We.You.

Magazine.

Concevoir pour innover et innover pour concevoir

Concevoir pour innover et innover pour concevoir

L’innovation s’est imposée en quelques années comme un impératif permanent, auquel les entreprises, les territoires et finalement chacun d’entre nous est confronté. Par essence, l’innovation est disruptive et commande les cycles de croissance.

Une croissance, qui avec la mondialisation des échanges et la diffusion élargie des modes d’information et de communication, s’impose à nous à un rythme de plus en plus rapide. Ainsi largement diffusée, l’innovation est aujourd’hui davantage une méthode, un mode d’organisation permanent : la généralisation du « mode projet » ou du « design thinking » en sont la meilleure marque.

Au sens large, “l’innovation” ne veut rien dire. Pour les sciences cognitives, elle est la résultante d’un processus complexe auquel nous nous soumettons tous dans notre vie quotidienne ou professionnelle. Dans chaque action que nous entreprenons, nous développons un raisonnement cartésien qui vise à améliorer nos pratiques pour les rendre meilleures, plus efficaces ou pour faire différemment. A “innover” pour progresser en quelque sorte.

Dans le domaine scientifique et le monde de l’entreprise en général, l’innovation est généralement associée au processus de recherche et développement qui emprunte, - quelle que soit la discipline visée - une méthode d’association de compétences et d’échanges pour faire naître collectivement une solution nouvelle.

Dans le domaine technologique et manufacturier, l’innovation consiste à satisfaire ou créer un besoin nouveau en convoquant des disciplines hétérogènes (du marketing à l’ingénierie des matériaux, des sciences créatives au management, de la sociologie comportementale à la finance) pour concourir efficacement dans le contexte concurrentiel.

De ces constats, nous retenons que l’innovation, injonction positiviste de ce début de siècle, relève davantage d’un état d’esprit et d’un cadre donné à l’action ; et non d’un impératif de résultat. Dans nos organisations, ce cadre est donné par la stratégie, le management mais aussi par nos outils. Parmi ces outils : le lieu de travail.

La production spatiale - qui englobe plus largement l’architecture - connaît la même destinée. Elle utilise des méthodes et des techniques constructives stables, codifiées, éprouvées qui s’inscrivent dans des processus longs, emprunts de réglementation.

La démarche « créatrice », au coeur de l’intervention des concepteurs, répond imparfaitement aux besoins d’évolutivité et de flexibilité, attendus aujourd’hui.

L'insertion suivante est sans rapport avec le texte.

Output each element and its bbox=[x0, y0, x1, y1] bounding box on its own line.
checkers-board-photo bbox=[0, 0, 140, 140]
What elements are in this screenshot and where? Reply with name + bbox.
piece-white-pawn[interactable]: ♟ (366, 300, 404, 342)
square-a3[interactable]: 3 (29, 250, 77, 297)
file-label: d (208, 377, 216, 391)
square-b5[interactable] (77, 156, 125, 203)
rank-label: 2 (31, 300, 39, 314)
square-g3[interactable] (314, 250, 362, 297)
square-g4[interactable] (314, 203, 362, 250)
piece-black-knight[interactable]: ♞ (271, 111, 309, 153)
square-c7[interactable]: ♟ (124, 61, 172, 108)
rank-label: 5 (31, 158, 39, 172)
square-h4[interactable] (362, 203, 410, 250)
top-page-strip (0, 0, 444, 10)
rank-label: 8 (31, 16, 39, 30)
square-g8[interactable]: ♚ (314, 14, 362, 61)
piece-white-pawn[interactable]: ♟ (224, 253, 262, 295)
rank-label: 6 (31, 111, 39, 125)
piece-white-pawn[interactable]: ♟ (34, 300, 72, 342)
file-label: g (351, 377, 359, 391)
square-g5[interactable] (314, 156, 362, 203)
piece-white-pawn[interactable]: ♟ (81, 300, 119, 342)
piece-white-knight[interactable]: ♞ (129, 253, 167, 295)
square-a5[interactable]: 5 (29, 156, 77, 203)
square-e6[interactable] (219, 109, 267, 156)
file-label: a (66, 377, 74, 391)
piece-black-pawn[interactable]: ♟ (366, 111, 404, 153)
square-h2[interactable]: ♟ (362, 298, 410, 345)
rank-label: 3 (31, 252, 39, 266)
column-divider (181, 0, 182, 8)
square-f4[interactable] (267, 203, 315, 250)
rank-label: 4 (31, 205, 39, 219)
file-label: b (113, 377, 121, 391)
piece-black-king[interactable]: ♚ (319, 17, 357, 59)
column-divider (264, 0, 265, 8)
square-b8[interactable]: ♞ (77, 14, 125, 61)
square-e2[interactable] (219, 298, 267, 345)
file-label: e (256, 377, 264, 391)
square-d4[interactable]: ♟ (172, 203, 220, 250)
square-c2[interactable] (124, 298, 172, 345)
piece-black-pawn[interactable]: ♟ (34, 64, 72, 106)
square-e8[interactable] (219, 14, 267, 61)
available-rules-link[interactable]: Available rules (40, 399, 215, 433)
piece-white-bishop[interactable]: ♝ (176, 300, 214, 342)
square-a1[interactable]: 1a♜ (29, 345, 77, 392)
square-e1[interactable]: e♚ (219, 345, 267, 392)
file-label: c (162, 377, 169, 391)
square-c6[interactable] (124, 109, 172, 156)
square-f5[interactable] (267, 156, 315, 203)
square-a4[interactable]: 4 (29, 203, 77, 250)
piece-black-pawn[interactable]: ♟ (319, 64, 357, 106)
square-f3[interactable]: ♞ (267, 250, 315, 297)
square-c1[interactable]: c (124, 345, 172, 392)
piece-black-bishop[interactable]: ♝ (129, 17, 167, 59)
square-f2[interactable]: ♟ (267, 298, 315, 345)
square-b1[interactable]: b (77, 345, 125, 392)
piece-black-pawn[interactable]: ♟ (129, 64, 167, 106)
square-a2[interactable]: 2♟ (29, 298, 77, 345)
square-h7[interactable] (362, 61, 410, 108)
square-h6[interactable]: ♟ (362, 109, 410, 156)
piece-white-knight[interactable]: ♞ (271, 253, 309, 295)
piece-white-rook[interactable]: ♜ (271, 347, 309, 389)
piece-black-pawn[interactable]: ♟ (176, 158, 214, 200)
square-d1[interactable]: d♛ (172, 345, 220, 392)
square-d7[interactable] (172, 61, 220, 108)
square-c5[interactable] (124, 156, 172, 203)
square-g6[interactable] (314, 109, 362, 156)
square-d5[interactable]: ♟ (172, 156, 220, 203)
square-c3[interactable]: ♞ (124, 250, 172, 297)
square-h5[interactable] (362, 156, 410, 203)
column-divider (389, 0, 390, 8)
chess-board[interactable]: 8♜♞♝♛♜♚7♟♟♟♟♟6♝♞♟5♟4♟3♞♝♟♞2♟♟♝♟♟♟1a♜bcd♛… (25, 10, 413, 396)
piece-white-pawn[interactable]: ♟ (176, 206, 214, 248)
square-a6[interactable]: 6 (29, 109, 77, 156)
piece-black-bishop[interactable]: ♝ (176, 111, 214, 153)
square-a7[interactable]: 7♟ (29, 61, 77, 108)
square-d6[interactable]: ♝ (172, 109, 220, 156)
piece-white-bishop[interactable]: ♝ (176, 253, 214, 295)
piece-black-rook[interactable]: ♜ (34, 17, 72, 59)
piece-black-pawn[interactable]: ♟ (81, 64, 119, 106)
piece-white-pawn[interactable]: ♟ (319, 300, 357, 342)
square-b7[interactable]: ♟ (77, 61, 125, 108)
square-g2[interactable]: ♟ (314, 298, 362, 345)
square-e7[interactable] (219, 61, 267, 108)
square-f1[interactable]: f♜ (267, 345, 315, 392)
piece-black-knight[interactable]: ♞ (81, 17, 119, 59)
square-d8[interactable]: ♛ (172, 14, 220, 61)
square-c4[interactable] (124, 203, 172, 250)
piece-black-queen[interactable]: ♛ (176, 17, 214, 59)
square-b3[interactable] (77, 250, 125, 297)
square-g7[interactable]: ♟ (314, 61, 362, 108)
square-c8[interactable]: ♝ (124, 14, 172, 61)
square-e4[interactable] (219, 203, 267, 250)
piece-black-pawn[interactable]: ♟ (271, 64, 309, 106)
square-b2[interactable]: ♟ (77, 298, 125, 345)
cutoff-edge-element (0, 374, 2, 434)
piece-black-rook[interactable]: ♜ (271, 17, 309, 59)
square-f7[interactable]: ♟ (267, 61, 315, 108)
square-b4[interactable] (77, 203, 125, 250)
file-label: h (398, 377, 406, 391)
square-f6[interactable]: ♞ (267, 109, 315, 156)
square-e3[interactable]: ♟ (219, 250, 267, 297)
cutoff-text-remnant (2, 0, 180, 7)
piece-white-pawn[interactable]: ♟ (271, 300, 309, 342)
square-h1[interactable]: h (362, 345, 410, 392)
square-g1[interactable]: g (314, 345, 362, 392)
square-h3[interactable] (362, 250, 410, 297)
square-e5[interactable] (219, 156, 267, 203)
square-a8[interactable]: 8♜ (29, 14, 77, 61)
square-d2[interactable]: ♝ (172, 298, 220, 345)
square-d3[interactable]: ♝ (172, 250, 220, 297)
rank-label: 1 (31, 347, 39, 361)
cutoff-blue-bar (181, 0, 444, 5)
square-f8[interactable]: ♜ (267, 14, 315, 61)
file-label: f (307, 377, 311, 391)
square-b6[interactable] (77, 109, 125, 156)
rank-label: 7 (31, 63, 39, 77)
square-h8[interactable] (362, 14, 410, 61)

Dans ce contexte, il devient nécessaire de se poser les questions suivantes : l’architecture peut-elle encore participer à la production d’espaces de travail
innovants et créatifs ? Peut-elle suffisamment se réinventer pour alimenter et non subir ces cycles comportementaux ? Comment peut-on concevoir pour innover et innover pour concevoir?

C’est sur la base de ces questionnements que nous construisons modestement et depuis quelques années une approche et un raisonnement singuliers. Ils visent à articuler conjointement une meilleure prise en compte des besoins et des usages des utilisateurs ; à déceler les innovations de ruptures porteuses de sens ; et à modifier nos méthodes de conception, de réalisation et de montage des projets immobiliers.

Cette approche empirique se concrétise et progresse tous les jours dans des projets comme le B’Twin village, le siège de R&D de Solvay ou le projet d’écosystème industriel du Territoire de Belfort, analysés dans les articles suivants. Ils constituent un terreau fertile pour tenter de répondre mieux aux attentes des utilisateurs, pour donner du sens à l’innovation en se détachant des effets de mode ou des tendances, pour développer des solutions ambitieuses mais réalisables.

Qu’il faut inventer de nouvelles méthodes pour mieux co-concevoir, qu’il faut agréger d’autres disciplines, d’autres connaissances, d’autres points de vue.

Qu’il faut articuler les échelles (spatiales, territoriales et temporelles), la prospective et l’utopie avec la prise en compte des contraintes fonctionnelles ou locales.

Qu’il faut proposer des modalités opérationnelles, financières, de gouvernance renouvelée pour concrétiser l’idée géniale.

Qu’il faut sortir l’architecte d’une posture de concepteur unique tout en pérennisant ses savoir-faire dans l’analyse et la mise en oeuvre de l’espace.

Pour en faire un architecte augmenté , qui rassemble des usagers-concepteurs, au service d’un processus plutôt que d’un projet.